On Thursday, the U.N. General Assembly adopted a resolution recognizing the right to a clean, healthy and sustainable environment as a universal human right. Activists called the adoption “historic” and said it has been 50 years in the making. While General Assembly resolutions are largely symbolic, this one had strong support, with 161 countries voting in favor and none against. U.N. Environment Program chief Inger Andersen said the resolution sends a message that “nobody can take nature, clean air and water, or a stable climate away from us – at least, not without a fight.” UNEP hopes this will encourage governments to enshrine the right to a healthy environment in national legislation and international treaties, as well as give a boost to the work of environmental advocates.

Quote of note

“Anywhere in the world, the act of walking outside your front door is an ordinary part of life.
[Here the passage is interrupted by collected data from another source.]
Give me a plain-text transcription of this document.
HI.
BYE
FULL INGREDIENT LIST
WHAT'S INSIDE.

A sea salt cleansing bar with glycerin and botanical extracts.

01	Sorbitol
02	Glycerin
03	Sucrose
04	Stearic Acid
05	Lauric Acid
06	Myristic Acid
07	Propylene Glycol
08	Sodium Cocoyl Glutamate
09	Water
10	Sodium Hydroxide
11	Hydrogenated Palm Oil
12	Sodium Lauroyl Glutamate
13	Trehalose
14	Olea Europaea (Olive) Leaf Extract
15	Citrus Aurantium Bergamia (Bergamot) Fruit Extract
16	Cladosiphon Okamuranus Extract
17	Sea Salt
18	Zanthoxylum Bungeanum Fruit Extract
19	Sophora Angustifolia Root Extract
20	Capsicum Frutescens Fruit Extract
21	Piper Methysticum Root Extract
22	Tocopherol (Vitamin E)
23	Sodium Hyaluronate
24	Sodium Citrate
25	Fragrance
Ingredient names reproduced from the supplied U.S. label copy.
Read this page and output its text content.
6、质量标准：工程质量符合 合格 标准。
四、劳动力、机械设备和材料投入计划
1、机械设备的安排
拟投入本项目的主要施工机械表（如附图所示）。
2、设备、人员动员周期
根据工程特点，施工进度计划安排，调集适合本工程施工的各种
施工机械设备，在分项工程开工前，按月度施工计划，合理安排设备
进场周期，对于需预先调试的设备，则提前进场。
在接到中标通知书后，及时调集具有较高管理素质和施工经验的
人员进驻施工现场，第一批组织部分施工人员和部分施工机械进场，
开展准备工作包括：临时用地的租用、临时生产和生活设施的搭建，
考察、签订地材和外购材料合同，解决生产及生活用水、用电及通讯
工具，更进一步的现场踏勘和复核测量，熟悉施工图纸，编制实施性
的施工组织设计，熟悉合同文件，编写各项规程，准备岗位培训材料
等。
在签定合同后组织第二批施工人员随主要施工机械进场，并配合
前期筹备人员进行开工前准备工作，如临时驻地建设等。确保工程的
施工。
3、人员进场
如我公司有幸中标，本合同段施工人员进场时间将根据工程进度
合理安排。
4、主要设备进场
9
But for many Afghan women, it is an act that is extraordinary. It is an act of resistance.”

— U.N. Women Afghanistan Deputy Country Representative Alison Davidian to reporters on Monday about the challenges women and girls in that country are facing after nearly a year of Taliban rollbacks on their human rights.

What we are watching next week

On Monday, the 10th review conference of the parties to the Treaty on the Non-Proliferation of Nuclear Weapons (NPT) gets underway at U.N. headquarters through August 26. The treaty aims to prevent the spread of nuclear weapons and weapons technology, to promote cooperation in the peaceful uses of nuclear energy and further the goal of nuclear disarmament.